Random Forests as a Viable Method to Select and Discover High-redshift Quasars

We present a method of selecting quasars up to redshift $\approx$ 6 with random forests, a supervised machine learning method, applied to Pan-STARRS1 and WISE data. We find that, thanks to the increasing set of known quasars we can assemble a training set that enables supervised machine learning algorithms to become a competitive alternative to other methods up to this redshift. We present a candidate set for the redshift range 4.8 to 6.3 which includes the region around z = 5.5 where quasars are difficult to select due to photometric similarity to red and brown dwarfs.
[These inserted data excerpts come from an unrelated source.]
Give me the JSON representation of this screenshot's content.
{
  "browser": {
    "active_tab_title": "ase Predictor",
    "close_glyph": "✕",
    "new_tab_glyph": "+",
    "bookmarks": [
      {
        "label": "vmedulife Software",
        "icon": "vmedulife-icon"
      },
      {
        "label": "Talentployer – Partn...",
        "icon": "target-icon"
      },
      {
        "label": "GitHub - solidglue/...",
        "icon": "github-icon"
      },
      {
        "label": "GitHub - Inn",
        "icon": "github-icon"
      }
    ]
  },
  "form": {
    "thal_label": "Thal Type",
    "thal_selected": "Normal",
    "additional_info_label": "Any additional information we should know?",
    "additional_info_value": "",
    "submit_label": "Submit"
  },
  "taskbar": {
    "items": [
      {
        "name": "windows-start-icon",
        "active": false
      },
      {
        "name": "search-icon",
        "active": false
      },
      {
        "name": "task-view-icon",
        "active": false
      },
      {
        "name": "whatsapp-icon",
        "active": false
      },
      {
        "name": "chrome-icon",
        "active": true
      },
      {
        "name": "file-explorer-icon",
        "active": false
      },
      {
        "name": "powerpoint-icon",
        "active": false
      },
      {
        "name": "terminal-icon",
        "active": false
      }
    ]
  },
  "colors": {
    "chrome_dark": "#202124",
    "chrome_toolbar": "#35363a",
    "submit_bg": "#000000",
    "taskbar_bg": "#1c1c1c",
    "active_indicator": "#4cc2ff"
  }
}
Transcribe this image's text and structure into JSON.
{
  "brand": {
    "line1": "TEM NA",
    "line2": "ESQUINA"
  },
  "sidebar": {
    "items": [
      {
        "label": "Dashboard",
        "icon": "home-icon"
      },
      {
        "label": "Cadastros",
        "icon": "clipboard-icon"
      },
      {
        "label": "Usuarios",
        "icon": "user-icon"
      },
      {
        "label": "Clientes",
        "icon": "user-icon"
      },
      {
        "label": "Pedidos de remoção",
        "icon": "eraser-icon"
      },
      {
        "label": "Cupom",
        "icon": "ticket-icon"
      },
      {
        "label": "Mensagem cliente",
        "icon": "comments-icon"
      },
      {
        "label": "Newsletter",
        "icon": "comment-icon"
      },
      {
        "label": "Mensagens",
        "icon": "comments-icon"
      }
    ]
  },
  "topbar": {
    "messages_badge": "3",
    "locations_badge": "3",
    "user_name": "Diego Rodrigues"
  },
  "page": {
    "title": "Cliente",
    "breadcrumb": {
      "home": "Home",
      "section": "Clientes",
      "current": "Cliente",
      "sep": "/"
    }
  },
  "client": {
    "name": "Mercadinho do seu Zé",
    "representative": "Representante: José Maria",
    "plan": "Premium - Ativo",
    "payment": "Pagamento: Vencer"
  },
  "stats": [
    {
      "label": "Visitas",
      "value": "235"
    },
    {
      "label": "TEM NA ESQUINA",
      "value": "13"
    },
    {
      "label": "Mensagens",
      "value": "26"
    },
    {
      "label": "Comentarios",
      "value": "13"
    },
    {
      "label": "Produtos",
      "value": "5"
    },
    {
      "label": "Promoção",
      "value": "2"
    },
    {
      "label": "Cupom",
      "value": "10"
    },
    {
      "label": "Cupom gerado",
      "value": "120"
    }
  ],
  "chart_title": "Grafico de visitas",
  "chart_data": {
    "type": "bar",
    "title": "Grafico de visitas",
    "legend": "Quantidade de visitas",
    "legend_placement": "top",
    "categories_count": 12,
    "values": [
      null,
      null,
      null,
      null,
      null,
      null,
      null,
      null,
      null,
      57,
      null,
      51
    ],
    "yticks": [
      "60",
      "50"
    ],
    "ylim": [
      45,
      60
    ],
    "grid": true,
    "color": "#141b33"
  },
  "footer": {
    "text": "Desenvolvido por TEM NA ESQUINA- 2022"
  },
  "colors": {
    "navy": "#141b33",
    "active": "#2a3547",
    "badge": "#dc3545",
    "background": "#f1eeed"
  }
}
We demonstrate that under our survey restrictions we can reach a high completeness ($66 \pm 7 \%$ below redshift 5.6 / $83^{+6}_{-9}\%$ above redshift 5.6) while maintaining a high selection efficiency ($78^{+10}_{-8}\%$ / $94^{+5}_{-8}\%$). Our selection efficiency is estimated via a novel method based on the different distributions of quasars and contaminants on the sky. The final catalog of 515 candidates includes 225 known quasars. We predict the candidate catalog to contain an additional $148^{+41}_{-33}$ new quasars below redshift 5.6 and $45^{+5}_{-8}$ above and make the catalog publicly available. Spectroscopic follow-up observations of 37 candidates lead us to discover 20 new high redshift quasars (18 at $4.6\le z\le5.5$, 2 $z\sim5.7$). These observations are consistent with our predictions on efficiency. We argue that random forests can lead to higher completeness because our candidate set contains a number of objects that would be rejected by common color cuts, including one of the newly discovered redshift 5.7 quasars.